L’Obs, 30 septembre 2021, par Élisabeth Philippe
Au nom du père
Ni fleurs ni couronnes. Le premier texte d’Anne Pauly, Prix du Livre Inter 2020, est un récit de deuil, mais n’est en rien un tombeau pompeux ou funèbre. L’écrivaine raconte la mort de son père et la confusion des sentiments qu’elle entraîne. Comment pleurer cet homme Janus, transfuge de classe, lecteur de Lao-Tseu et de François Villon, qui a fini sa vie malade et seul, mais qui fut aussi alcoolique, violent et qui les a fait vivre son frère, sa mère et elle « dans une ambiance de guerre civile » ? Comme il arrive parfois dans les enterrements que le rire se mêle aux larmes, Anne Pauly fait se côtoyer le burlesque et le tragique.

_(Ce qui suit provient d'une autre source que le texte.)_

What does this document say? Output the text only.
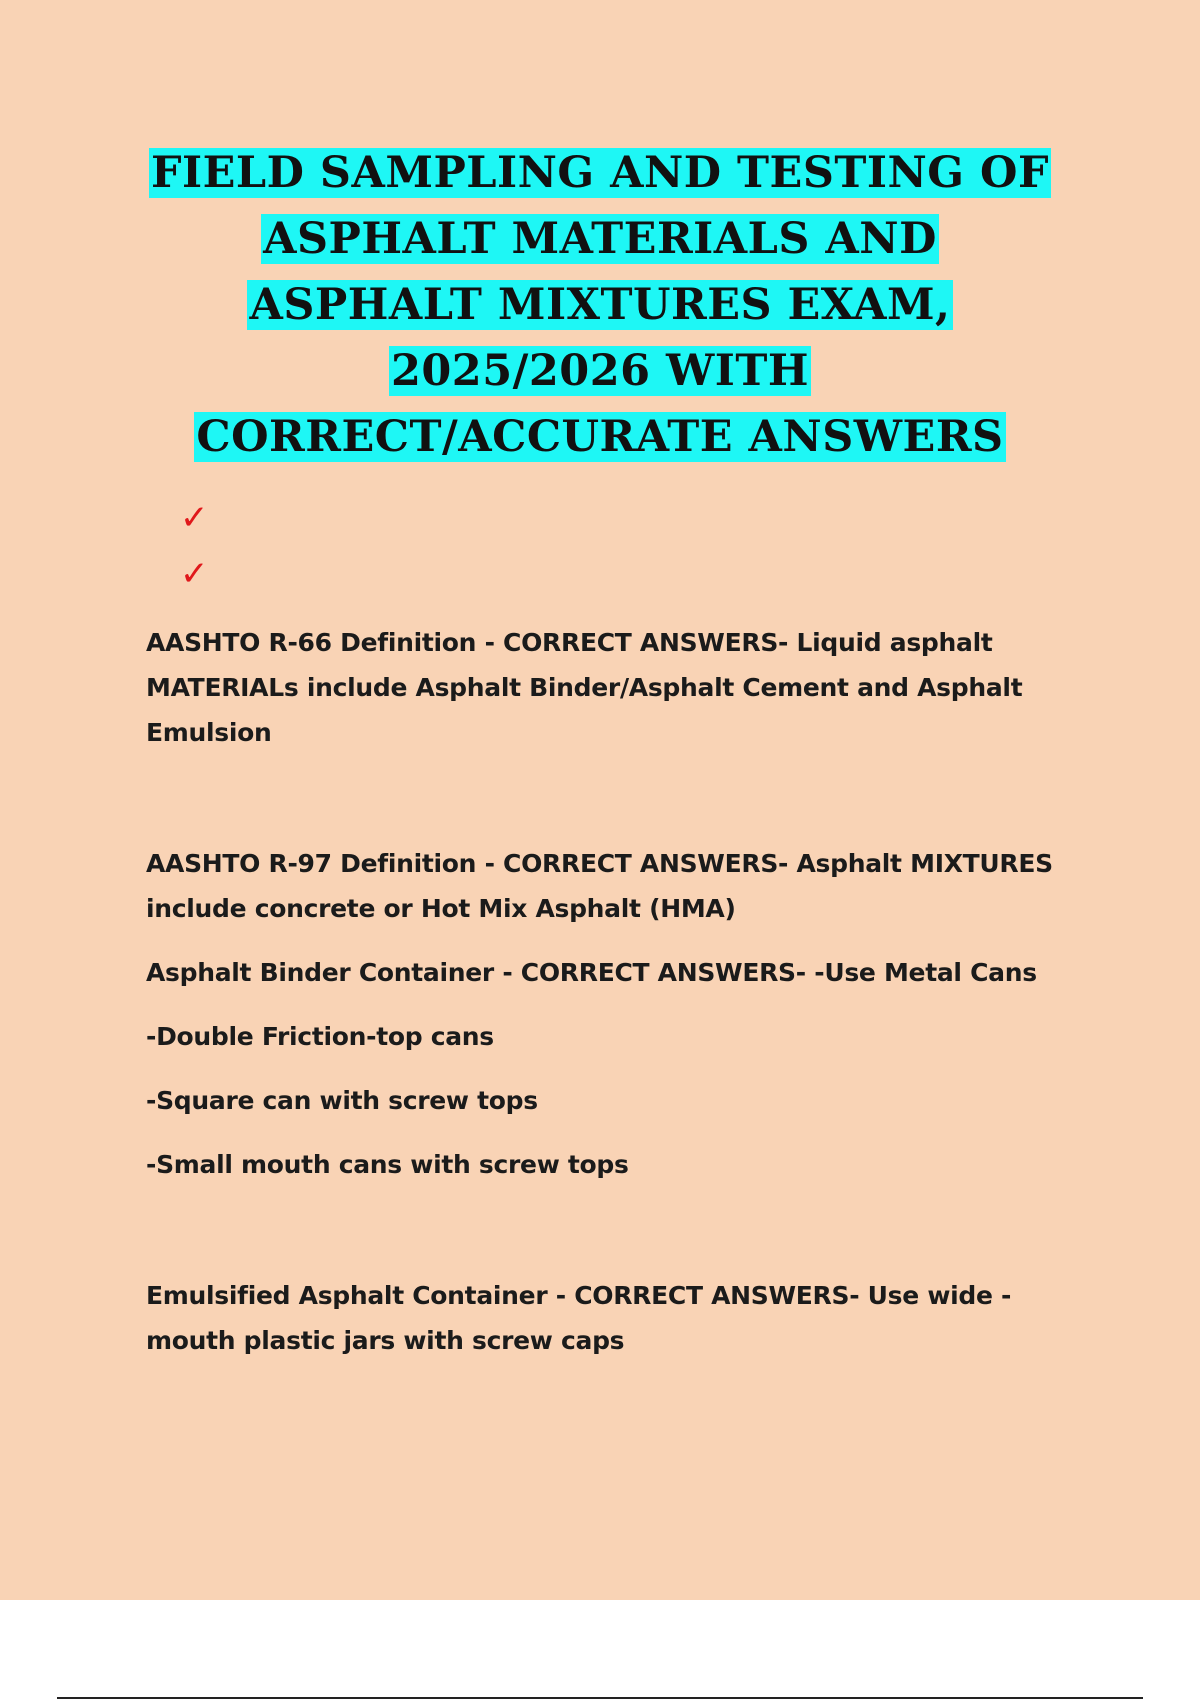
FIELD SAMPLING AND TESTING OF
ASPHALT MATERIALS AND
ASPHALT MIXTURES EXAM,
2025/2026 WITH
CORRECT/ACCURATE ANSWERS
✓
✓

AASHTO R-66 Definition - CORRECT ANSWERS- Liquid asphalt MATERIALs include Asphalt Binder/Asphalt Cement and Asphalt Emulsion

AASHTO R-97 Definition - CORRECT ANSWERS- Asphalt MIXTURES include concrete or Hot Mix Asphalt (HMA)

Asphalt Binder Container - CORRECT ANSWERS- -Use Metal Cans

-Double Friction-top cans

-Square can with screw tops

-Small mouth cans with screw tops

Emulsified Asphalt Container - CORRECT ANSWERS- Use wide - mouth plastic jars with screw caps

D’une écriture sobre, ponctuée de « check », d’italiques mordantes, d’onomatopées et même d’une chanson de Céline Dion qui résonne comme une déflagration, Anne Pauly s’acquitte avec panache et tendresse de la mission qu’elle s’est donnée : « honorer (la) mémoire de vaincu » de son père, lui érigeant un beau et modeste monument au mort.